I usually delete both docs when the piece is published for the sake of mind and doc clutter, but now I do a thing on my substack where I talk through the things I took out or my editor took out and chat about them there, sorta like the “Bonus Extras” on your favorite DVD.
But yeah, thats how I write. Add in music, me watching films in between it all, closing my computer a million times ‘cos nothings coming to me, and sometimes completely avoiding it until 2AM and you got a peek into my process. <3
Comments
i love everything about this, thank you.
i have found things that work well for me – i write right away in the morning (but i don’t have to write every day – i just find it extraordinarily difficult to write after i’ve left the stillness of the early morning); no noise of any sort; caffeine is a must – but i’ve also learned that, when i have a writing ROUTINE, i often find the writing serving the routine rather than the routine serving the writing, so i try to avoid establishing any rules for myself. i think it’s amazing if routines and rituals work for others, though, and i love seeing the varieties of experience here!
How cool to get a peek at your processes!
Heathers is my favorite. “ oh, the tweets my son socks has tweeted!“
Love to see the variety in everyone’s techniques! And how some people have different methods for writing for work vs. writing for personal/creative reasons. I’m an academic and view manuscript writing as part of my job, so I don’t have a special routine for that, but I also write poetry and have had the same poem-writing routine for several years. It’s kind of similar to Dani’s. I wake up early, make a cup of masala chai with oat milk, sit down with my poetry notebook and pen (a Pilot G2 0.38mm) either on my floor couch or outside on my back porch, and write a poem.
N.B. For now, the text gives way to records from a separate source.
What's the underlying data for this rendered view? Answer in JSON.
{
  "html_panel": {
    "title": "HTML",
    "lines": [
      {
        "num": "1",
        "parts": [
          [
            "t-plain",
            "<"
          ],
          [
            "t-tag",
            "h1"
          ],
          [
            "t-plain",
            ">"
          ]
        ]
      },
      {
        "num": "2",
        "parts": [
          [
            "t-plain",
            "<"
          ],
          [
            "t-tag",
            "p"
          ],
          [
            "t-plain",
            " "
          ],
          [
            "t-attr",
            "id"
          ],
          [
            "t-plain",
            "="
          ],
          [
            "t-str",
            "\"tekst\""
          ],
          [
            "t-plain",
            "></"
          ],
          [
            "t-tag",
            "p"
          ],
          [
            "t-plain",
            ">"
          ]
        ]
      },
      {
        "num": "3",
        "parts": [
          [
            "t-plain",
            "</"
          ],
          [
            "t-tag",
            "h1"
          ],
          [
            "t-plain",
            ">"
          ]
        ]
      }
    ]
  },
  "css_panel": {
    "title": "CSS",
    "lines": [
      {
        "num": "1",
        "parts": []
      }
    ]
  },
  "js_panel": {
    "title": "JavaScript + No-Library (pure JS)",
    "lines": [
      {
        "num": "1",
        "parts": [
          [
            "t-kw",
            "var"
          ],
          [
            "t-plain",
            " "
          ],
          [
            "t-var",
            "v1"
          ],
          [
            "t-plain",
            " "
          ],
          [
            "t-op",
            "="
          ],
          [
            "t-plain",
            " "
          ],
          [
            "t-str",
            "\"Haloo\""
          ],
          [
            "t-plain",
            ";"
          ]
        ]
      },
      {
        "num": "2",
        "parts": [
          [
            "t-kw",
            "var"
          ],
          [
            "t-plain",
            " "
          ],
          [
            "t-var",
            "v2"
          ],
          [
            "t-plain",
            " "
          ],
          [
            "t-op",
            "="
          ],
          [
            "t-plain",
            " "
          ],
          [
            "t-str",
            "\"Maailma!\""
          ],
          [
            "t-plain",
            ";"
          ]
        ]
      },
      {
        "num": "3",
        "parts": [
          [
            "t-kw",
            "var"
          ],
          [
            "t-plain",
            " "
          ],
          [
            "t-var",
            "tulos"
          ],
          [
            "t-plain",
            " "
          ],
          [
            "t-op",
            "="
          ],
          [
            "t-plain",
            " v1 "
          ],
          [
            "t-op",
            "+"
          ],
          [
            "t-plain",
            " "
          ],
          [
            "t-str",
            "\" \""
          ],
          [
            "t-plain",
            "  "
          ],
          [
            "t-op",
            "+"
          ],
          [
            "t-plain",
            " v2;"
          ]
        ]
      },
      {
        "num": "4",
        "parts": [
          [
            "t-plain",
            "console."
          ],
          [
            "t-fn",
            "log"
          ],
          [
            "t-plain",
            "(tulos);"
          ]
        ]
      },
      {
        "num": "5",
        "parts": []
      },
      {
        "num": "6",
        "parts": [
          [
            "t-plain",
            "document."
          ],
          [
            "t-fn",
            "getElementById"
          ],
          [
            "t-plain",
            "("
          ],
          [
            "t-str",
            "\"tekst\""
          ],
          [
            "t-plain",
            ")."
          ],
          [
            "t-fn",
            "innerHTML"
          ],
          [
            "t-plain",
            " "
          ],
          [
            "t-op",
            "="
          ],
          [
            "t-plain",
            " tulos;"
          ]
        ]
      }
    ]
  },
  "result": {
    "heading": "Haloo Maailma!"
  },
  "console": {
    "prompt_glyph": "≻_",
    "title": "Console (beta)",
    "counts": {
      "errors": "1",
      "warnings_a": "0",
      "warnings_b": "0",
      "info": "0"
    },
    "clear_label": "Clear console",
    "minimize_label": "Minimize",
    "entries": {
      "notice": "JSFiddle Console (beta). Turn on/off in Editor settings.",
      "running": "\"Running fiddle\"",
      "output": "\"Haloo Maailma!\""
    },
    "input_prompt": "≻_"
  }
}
Sometimes it’s a new poem, more often it’s a draft of an existing poem. Sometimes I change one word or add one line and that’s my writing for the day. I think it works because it’s low pressure – as long as I look at a poem and stare off into the distance about it, I feel like writing happened. My poetry notebook is a three-ring binder, each draft goes on its own three-hole-punched page of printer paper, and drafts belong to the same poem are paperclipped together. It’s a weird little system but it works for me!